La celebración de la Conferencia Mundial sobre la Educación Superior, que tuvo lugar en París en octubre de 1998, puso de manifiesto que en todas las regiones del mundo se vive un proceso de transformación universitaria.  También la Conferencia Mundial reveló que en la agenda del debate internacional sobre dicho proceso hay una serie de puntos que ocupan un lugar relevante, siendo ellos la preocupación por la calidad, que ha llevado a organizar procesos de evaluación y acreditación; en casi todos los países, la preocupación por la pertinencia del quehacer de las instituciones de educación superior; la urgencia de mejorar substancialmente los procesos de gestión y administración; la necesidad de aprovechar las nuevas tecnologías de la información y la comunicación; la conveniencia de revisar el concepto mismo de la cooperación internacional y fortalecer la dimensión internacional de enseñanza superior; el ejercicio de la autonomía universitaria con responsabilidad social y la búsqueda de nuevas formas de vinculación con todos los sectores sociales y estatales.
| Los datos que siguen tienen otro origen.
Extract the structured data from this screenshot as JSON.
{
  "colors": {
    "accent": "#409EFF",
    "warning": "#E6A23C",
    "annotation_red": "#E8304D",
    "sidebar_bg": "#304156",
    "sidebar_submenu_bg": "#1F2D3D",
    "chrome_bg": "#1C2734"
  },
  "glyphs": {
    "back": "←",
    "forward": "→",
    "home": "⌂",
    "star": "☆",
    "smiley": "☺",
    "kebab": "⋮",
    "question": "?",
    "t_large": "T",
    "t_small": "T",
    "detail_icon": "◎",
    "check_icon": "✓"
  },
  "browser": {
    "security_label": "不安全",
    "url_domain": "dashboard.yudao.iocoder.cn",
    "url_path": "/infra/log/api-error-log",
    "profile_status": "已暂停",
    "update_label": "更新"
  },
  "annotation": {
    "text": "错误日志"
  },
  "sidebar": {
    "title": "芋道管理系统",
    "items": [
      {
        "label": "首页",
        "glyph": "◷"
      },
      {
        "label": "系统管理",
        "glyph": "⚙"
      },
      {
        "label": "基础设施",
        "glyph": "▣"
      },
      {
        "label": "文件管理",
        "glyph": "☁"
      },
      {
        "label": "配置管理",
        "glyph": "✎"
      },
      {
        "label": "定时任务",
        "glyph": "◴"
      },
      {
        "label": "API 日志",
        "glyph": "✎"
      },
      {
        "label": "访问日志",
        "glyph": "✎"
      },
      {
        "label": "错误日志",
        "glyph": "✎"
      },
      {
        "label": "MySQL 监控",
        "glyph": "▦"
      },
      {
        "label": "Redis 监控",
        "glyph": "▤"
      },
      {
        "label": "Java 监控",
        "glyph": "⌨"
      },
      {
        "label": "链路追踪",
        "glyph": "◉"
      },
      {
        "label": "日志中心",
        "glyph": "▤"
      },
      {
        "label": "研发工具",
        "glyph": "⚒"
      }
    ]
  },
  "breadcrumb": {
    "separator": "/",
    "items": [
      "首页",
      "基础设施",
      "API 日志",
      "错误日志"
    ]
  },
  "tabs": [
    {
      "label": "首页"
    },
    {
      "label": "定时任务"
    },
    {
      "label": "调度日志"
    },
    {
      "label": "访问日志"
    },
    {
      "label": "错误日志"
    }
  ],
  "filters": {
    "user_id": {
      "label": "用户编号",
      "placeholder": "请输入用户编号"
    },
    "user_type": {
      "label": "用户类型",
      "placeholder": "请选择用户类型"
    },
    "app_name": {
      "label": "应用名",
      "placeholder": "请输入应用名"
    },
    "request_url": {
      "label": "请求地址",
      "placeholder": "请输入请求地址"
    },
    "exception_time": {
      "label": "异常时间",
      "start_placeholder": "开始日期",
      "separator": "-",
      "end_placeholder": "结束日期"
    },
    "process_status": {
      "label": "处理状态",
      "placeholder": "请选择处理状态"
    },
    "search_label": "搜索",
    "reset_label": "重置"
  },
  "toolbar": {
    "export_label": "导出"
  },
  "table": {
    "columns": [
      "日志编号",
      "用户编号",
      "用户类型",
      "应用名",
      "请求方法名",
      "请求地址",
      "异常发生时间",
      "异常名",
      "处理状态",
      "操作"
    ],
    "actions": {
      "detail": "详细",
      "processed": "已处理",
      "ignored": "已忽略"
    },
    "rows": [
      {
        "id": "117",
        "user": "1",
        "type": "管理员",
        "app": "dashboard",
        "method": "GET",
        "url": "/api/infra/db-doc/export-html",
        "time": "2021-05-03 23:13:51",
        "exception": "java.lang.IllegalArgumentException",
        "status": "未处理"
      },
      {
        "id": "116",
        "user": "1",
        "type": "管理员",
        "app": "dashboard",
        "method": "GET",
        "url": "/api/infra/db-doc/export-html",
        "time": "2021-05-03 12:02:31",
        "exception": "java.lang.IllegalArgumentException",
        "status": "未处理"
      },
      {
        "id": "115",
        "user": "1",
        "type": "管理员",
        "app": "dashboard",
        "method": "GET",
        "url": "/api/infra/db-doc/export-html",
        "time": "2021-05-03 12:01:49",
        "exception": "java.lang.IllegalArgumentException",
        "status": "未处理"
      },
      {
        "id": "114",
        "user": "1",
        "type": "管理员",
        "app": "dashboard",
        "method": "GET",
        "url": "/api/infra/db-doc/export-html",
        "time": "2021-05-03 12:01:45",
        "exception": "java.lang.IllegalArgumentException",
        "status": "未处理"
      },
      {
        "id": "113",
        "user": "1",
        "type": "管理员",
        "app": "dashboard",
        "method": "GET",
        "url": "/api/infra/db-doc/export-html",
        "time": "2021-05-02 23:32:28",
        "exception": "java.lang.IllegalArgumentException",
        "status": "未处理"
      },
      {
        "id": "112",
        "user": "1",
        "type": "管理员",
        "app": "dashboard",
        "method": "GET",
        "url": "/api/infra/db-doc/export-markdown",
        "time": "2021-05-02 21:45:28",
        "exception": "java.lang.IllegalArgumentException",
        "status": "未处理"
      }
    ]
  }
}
Se habla así del surgimiento de una “nueva cultura universitaria”, de la cual forman parte las llamadas “cultura de calidad y evaluación”; “cultura de pertinencia”, “cultura informática”, “cultura de gestión estratégica eficaz”; “cultura de apertura internacional”, “cultura de rendición social de cuentas” y “cultura de vinculación”.  El término cultura es usado aquí en el sentido de que la atención a estos aspectos se transforma en práctica cotidiana de las instituciones, con repercusiones en su quehacer, y no en un simple comportamiento episódico.

Estas llamadas “nuevas culturas” responden a los principales retos que enfrenta la educación superior contemporánea.  

En primer término, el reto cuantitativo de atender una matrícula en constante crecimiento, sin sacrificar la calidad inherente a una educación de tercer nivel. Las exigencias de la calidad no se contraponen, necesariamente, a la ampliación de las inscripciones, desde luego que la moderna tecnología, con las innovaciones educativas asociadas a ellas, permite resguardar la calidad y, a la vez, aceptar cantidades cada vez mayores de alumnos. “Más, nos dice Sir Eric Ashby, no significa necesariamente peor, pero sí significa diferente”. Se pueden atender más alumnos siempre y cuando no sea con los métodos tradicionales. La educación superior a distancia y la virtual están llamadas a jugar un papel cada vez más importante en la tarea de enfrentar el reto cuantitativo.   

En cuanto al reto cualitativo, es preciso tener presente que la calidad de la educación superior es un concepto relativo y multidimensional, desde luego que comprende la calidad de los docentes, de los estudiantes, de los currículos, de los métodos de enseñanza-aprendizaje de la gestión administrativa y de los espacios físicos, o sea del ambiente pedagógico. Me excuso de definir la calidad, que es un concepto noble pero resbaladizo y me refugio en la siguiente paráfrasis de Agustín de Hipona: “Sé muy bien lo que es la calidad, si no me lo preguntan”.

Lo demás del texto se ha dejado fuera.